ÉDITORIAL INDUSTRIE MUSICALE

Sueur contre miettes

Il n’y a rien comme la mort pour aider l’œuvre d’un artiste. Le décès inattendu de Prince a propulsé ses albums au sommet des palmarès. Sur l’internet, par contre, sa musique reste presque introuvable. Il n’y a qu’une poignée de chansons sur YouTube ou Spotify.

L’artiste refusait d’y diffuser sa musique. C’était pour des raisons esthétiques, car on y charcute les albums en tubes pour consommation rapide. Et aussi pour des raisons commerciales, à cause des miettes versées aux artistes.

Il reste pourtant un peu de tarte à distribuer. Bien sûr, l’internet a saigné les revenus de l’industrie de la musique. Mais la chute brutale s’est arrêtée l’année dernière. Pour la première fois, les revenus ont augmenté de 3 %.

Même si elle ne compense en rien une décennie pénible, cette hausse démontre qu’il existe peut-être une piste d’atterrissage.

Le nouveau marché passe par les sites d’écoute en continu (streaming). Aux États-Unis, ces revenus dépassent désormais ceux des ventes de chansons et albums numériques, et aussi ceux des ventes physiques (CD et vinyles).

Ce renversement ne s’est pas encore opéré au Québec, mais la tendance reste la même. Jusqu’où mènera-t-elle ? Difficile à dire. Le marché est « encore en transition », résume le rapport synthèse à ce sujet de l’Institut national de la recherche scientifique.

On peut toutefois déjà tirer deux conclusions. Dans le nouvel univers numérique, nos artistes ne sont pas assez payés. Et ils ne sont pas assez vus.

RÉMUNÉRATION

YouTube est le site le plus populaire d’écoute en continu. À lui seul, il dépasse Spotify et Apple combinés. Mais il ne fournirait que 4 % des revenus de l’industrie. La raison : la vaste majorité des internautes préfèrent ne pas s’abonner, quitte à devoir subir des pubs.

L’espoir d’une rémunération plus juste se trouve dans les sites payants. Du moins, en théorie… Car en pratique, les créateurs y reçoivent aussi des miettes de peanuts.

Le droit d’auteur est complexe.
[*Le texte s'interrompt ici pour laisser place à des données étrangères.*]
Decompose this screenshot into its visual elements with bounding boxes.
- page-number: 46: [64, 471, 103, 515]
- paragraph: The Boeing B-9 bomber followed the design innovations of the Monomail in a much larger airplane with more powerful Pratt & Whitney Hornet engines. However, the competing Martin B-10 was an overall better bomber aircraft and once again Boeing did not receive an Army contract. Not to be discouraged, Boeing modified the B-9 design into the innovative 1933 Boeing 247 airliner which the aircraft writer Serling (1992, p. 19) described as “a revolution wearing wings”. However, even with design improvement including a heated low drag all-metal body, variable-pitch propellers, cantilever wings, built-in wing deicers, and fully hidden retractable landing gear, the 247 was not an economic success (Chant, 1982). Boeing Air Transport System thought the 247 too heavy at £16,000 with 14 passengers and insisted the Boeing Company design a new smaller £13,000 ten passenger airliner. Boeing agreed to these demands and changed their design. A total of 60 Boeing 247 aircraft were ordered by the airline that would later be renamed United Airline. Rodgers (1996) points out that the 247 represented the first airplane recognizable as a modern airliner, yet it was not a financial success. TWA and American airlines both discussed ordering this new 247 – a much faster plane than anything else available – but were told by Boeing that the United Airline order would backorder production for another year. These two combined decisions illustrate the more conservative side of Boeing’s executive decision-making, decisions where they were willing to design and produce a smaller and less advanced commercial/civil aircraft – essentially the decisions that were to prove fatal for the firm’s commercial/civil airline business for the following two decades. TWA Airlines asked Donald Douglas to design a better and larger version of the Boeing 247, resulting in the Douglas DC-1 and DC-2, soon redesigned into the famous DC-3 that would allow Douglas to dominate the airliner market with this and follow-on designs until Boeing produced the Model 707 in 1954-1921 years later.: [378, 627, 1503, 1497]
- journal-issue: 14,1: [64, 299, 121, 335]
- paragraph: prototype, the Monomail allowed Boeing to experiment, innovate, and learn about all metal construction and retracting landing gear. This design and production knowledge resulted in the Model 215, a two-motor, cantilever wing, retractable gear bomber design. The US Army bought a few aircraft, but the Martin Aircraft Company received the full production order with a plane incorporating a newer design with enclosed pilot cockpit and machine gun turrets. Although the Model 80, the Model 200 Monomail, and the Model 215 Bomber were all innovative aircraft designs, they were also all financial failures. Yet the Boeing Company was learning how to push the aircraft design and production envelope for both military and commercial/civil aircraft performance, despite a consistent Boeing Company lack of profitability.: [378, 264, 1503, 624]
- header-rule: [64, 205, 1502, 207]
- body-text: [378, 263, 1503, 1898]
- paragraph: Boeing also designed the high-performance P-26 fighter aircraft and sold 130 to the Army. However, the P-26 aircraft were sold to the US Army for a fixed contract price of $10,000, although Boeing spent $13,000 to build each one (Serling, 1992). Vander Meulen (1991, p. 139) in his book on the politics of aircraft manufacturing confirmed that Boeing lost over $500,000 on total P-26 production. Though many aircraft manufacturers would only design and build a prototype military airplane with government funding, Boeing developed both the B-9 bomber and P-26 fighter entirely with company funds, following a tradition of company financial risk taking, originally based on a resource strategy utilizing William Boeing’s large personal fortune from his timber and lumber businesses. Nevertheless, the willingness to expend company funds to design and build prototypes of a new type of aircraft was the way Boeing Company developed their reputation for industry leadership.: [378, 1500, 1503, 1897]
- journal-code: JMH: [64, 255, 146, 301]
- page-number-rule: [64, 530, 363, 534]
Les prestations varient selon le type d’écoute (liste de lecture, choix personnels, etc.) Elles peuvent être négociées par les étiquettes de disques ou conventionnées par la Commission du droit d’auteur du Canada.

Cette catégorie est risible. Un artiste reçoit l’équivalent d’une cenne noire par 100 écoutes.

Ce tarif, qui est en révision judiciaire, devrait être haussé.

Quant aux tarifs négociés, il faudrait plus de transparence. L’opacité règne encore sur les nouvelles plateformes, et moins on peut suivre l’argent, moins on peut négocier.

Les chiffres confondent en effet. Spotify vaut des milliards, mais dit enregistrer des déficits. On a envie de citer Jean Leloup : « Mais où va tout le pognon ? »

VISIBILITÉ

Comme Prince, Adele et Taylor Swift ont boycotté des sites d’écoute en continu. Nos artistes n’ont pas les moyens de les imiter.

Ils essaient au contraire d’émerger dans cet océan de contenu. D’appâter les internautes, pour qu’ils achètent ensuite un billet de concert, un t-shirt ou peut-être même un bon vieil album.

Or, il se vend une moins grande proportion de musique québécoise sur l’internet que dans les magasins de disques.

Le web est plus difficile à contrôler. Par exemple, les quotas francophones pour les radios s’appliquent difficilement aux sites d’écoute en continu, dont les algorithmes restent mystérieux. Il faudra des stratégies de promotion inventives. Peut-être des pages d’accueil ou des listes de lecture spécifiques pour le Québec.

Les consultations annoncées par le fédéral et le provincial serviront à y réfléchir.

UNE SOLUTION CONTROVERSÉE

La solution la plus controversée, mais possiblement la plus lucrative, serait d’imposer une redevance aux fournisseurs d’internet.

Sur papier, l’idée est logique. À la fin des années 90, environ 5 % des dépenses des Québécois allaient à la culture. Aujourd’hui, ils dépassent cette somme pour acheter la technologie qui donne un accès gratuit à la culture.

En pratique, cela pose toutefois trois problèmes majeurs. L’accès à l’internet est devenu un service essentiel qui ne sert pas qu’à la culture ; il est déjà trop cher ; et une hausse risque d’être refilée aux clients.